De là se créent des clivages dépassant parfois
les lignes traditionnelles des partis qui permettent aux candidats de mordre
au delà de leur électorat de parti.
Pour les hommes politiques, la pratique de l 'élection présidentielle
a démontré que l'élection segmente les confrontations
en différentes couches.
Le fait d 'appartenir à l 'une ou l 'autre des couches détermine,
sans tenir compte des idées, l 'accès du candidat au débat
sur les enjeux de l 'élection et donc à la plus grande exposition
médiatique et électorale.
Concrètement l 'élection présidentielle de 1965
comporte au début de la campagne une seule couche avec deux camps
: le général De Gaulle d 'une part et les cinq autres candidats
d 'autre part
Ce qui fait que tous les prétendants ont pu se mêler au
jeu politique et que c 'est véritablement la campagne qui les a
départagé.
Et seuls ceux jugés sérieux à la fin de l ' élection
sont considérés comme les adversaires du général.
Une seconde couche est alors créée, celle des petits
prétendants qui n 'ontt plus accès au débat et à
l 'exposition de la première couche.
Tixier-Vignancour par exemple est jugé au départ par
la plupart des médias avec au moins autant d 'importance que la
candidature de Lecanuet et c 'est la confrontation des hommes et des idées,
les choix médiatiques ou la présentation des sondage
qui l 'ont relégué loin de Mitterrand et Lecanuet.
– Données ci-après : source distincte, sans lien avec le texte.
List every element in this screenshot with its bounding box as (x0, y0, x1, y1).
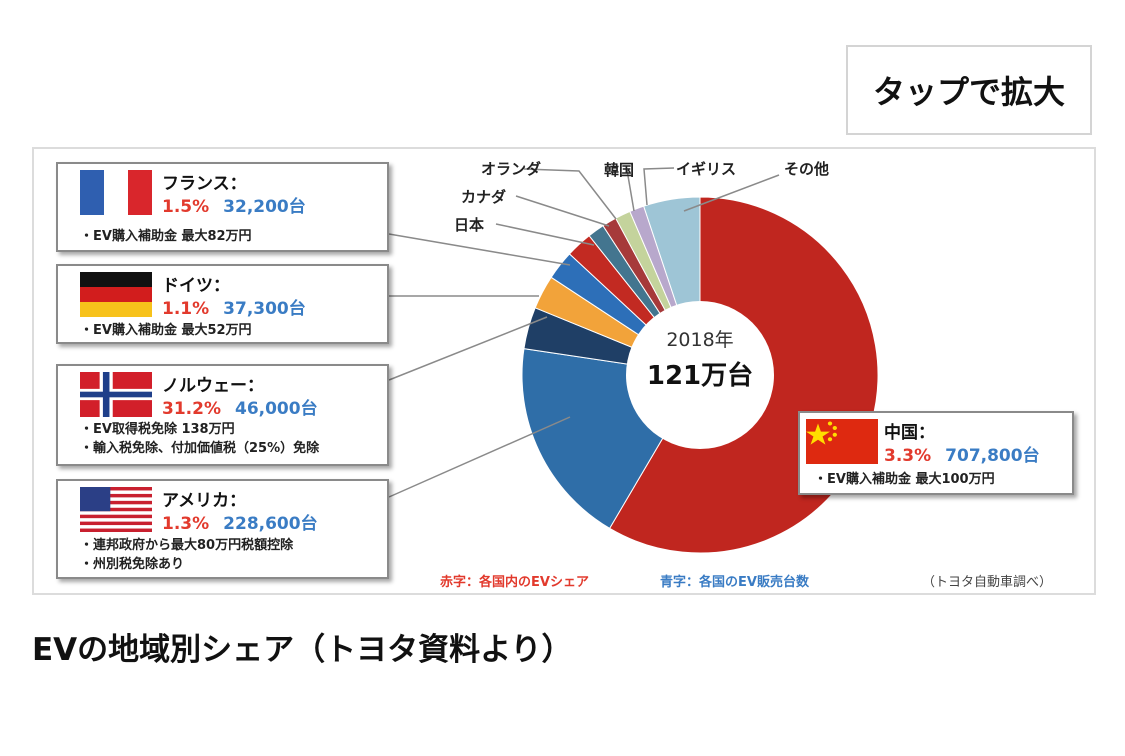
card-germany: ドイツ： 1.1% 37,300台 ・EV購入補助金 最大52万円 (56, 264, 389, 344)
ev-share: 1.5% (162, 197, 210, 217)
pie-label-other: その他 (784, 160, 830, 178)
ev-share: 1.1% (162, 299, 210, 319)
ev-sales: 46,000台 (234, 399, 318, 419)
leader-line-netherlands (523, 168, 617, 220)
ev-sales: 32,200台 (223, 197, 306, 217)
card-china: 中国： 3.3% 707,800台 ・EV購入補助金 最大100万円 (798, 411, 1074, 495)
germany-flag-icon (80, 272, 152, 317)
country-name: ノルウェー： (162, 376, 264, 396)
leader-lines (388, 167, 780, 498)
leader-line-canada (515, 195, 610, 227)
ev-sales: 37,300台 (223, 299, 306, 319)
pie-center-total: 121万台 (646, 361, 754, 391)
leader-line-usa (388, 416, 571, 498)
card-usa: アメリカ： 1.3% 228,600台 ・連邦政府から最大80万円税額控除 ・州別… (56, 479, 389, 579)
ev-share: 3.3% (884, 446, 932, 466)
leader-line-japan (495, 223, 595, 246)
ev-share-figure[interactable]: 日本 カナダ オランダ 韓国 イギリス その他 2018年 121万台 フランス… (32, 147, 1096, 595)
legend-blue-sales: 青字：各国のEV販売台数 (660, 575, 809, 590)
leader-line-korea (626, 169, 635, 212)
norway-flag-icon (80, 372, 152, 417)
leader-line-norway (388, 316, 548, 381)
policy-note: ・連邦政府から最大80万円税額控除 (80, 538, 294, 553)
pie-label-netherlands: オランダ (481, 160, 542, 178)
pie-label-korea: 韓国 (604, 161, 635, 179)
card-norway: ノルウェー： 31.2% 46,000台 ・EV取得税免除 138万円 ・輸入税免… (56, 364, 389, 466)
pie-label-japan: 日本 (454, 216, 485, 234)
policy-note: ・EV購入補助金 最大100万円 (814, 472, 995, 487)
country-name: 中国： (884, 423, 935, 443)
pie-center-year: 2018年 (666, 329, 734, 351)
country-name: ドイツ： (162, 276, 230, 296)
policy-note: ・EV購入補助金 最大82万円 (80, 229, 252, 244)
country-name: アメリカ： (162, 491, 247, 511)
policy-note: ・EV購入補助金 最大52万円 (80, 323, 252, 338)
ev-sales: 228,600台 (223, 514, 318, 534)
france-flag-icon (80, 170, 152, 215)
policy-note: ・州別税免除あり (80, 557, 185, 572)
tap-to-enlarge-button[interactable]: タップで拡大 (846, 45, 1092, 135)
figure-caption: EVの地域別シェア（トヨタ資料より） (32, 632, 573, 668)
ev-sales: 707,800台 (945, 446, 1040, 466)
policy-note: ・EV取得税免除 138万円 (80, 422, 235, 437)
legend-red-share: 赤字：各国内のEVシェア (440, 575, 589, 590)
leader-line-other (683, 174, 780, 212)
china-flag-icon (806, 419, 878, 464)
ev-share: 1.3% (162, 514, 210, 534)
pie-label-uk: イギリス (676, 160, 737, 178)
policy-note: ・輸入税免除、付加価値税（25%）免除 (80, 441, 320, 456)
card-france: フランス： 1.5% 32,200台 ・EV購入補助金 最大82万円 (56, 162, 389, 252)
usa-flag-icon (80, 487, 152, 532)
pie-label-canada: カナダ (461, 188, 507, 206)
pie-center-hole (626, 301, 774, 449)
leader-line-uk (643, 167, 675, 206)
country-name: フランス： (162, 174, 247, 194)
ev-share: 31.2% (162, 399, 221, 419)
leader-line-france (388, 233, 571, 266)
source-note: （トヨタ自動車調べ） (922, 575, 1053, 590)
L 'élection présidentielle de 1995 comporte elle dès
le départ plusieurs couches, avec d 'un côté trois
candidats qui débattent entre eux : celui de la gauche, Lionel Jospin,
celui de la droite Jacques Chirac et celui du pouvoir Edouard Balladur.
Une seconde couche est constituée des candidats traditionnels
représentant un courant d 'idées clairement défini,
ayant une expérience politique reconnue et un capital
de voix qui peut les faire peser sur le second tour.
Cette seconde couche est réquisitionnée pour des débats
entre les trois grands traitant de ses thèmes principal de campagne.
Pour un débat sur l 'immigration, l 'avis de Jean Marie Le Pen
est un passage obligé, comme pour la famille celui de Philippe De
Villiers
Pour ces prétendants l 'accès à cette seconde
couche se traduit généralement par un score final de 5% à
15%.
Enfin lors de cette élection il y a une troisième couche,
celle des petits candidats qui lors de la campagne n 'ont qu 'un accès
médiatique réglementaire à cause principalement d
'un déficit de notoriété et d 'un accès non
régulier de leur mouvement à l 'espace électoral.
Pour 1995, seuls trois candidats ont véritablement vécu
loin du débat politique : Dominique Voynet, Arlette Laguiller et
Jacques Cheminade.
- Section 1 - La confrontation des idées
Le problème avec le hors parti de 1995 est que de l 'annonce
de sa candidature au lendemain du premier tour il est classé d 'office
dans cette catégorie des « autres candidats » et l 'étude
de la confrontation de ses idées avec celles des autres et de l
'insertion de ses idées et de son programme dans la campagne
est impossible car réellement elle n 'a pas lieu.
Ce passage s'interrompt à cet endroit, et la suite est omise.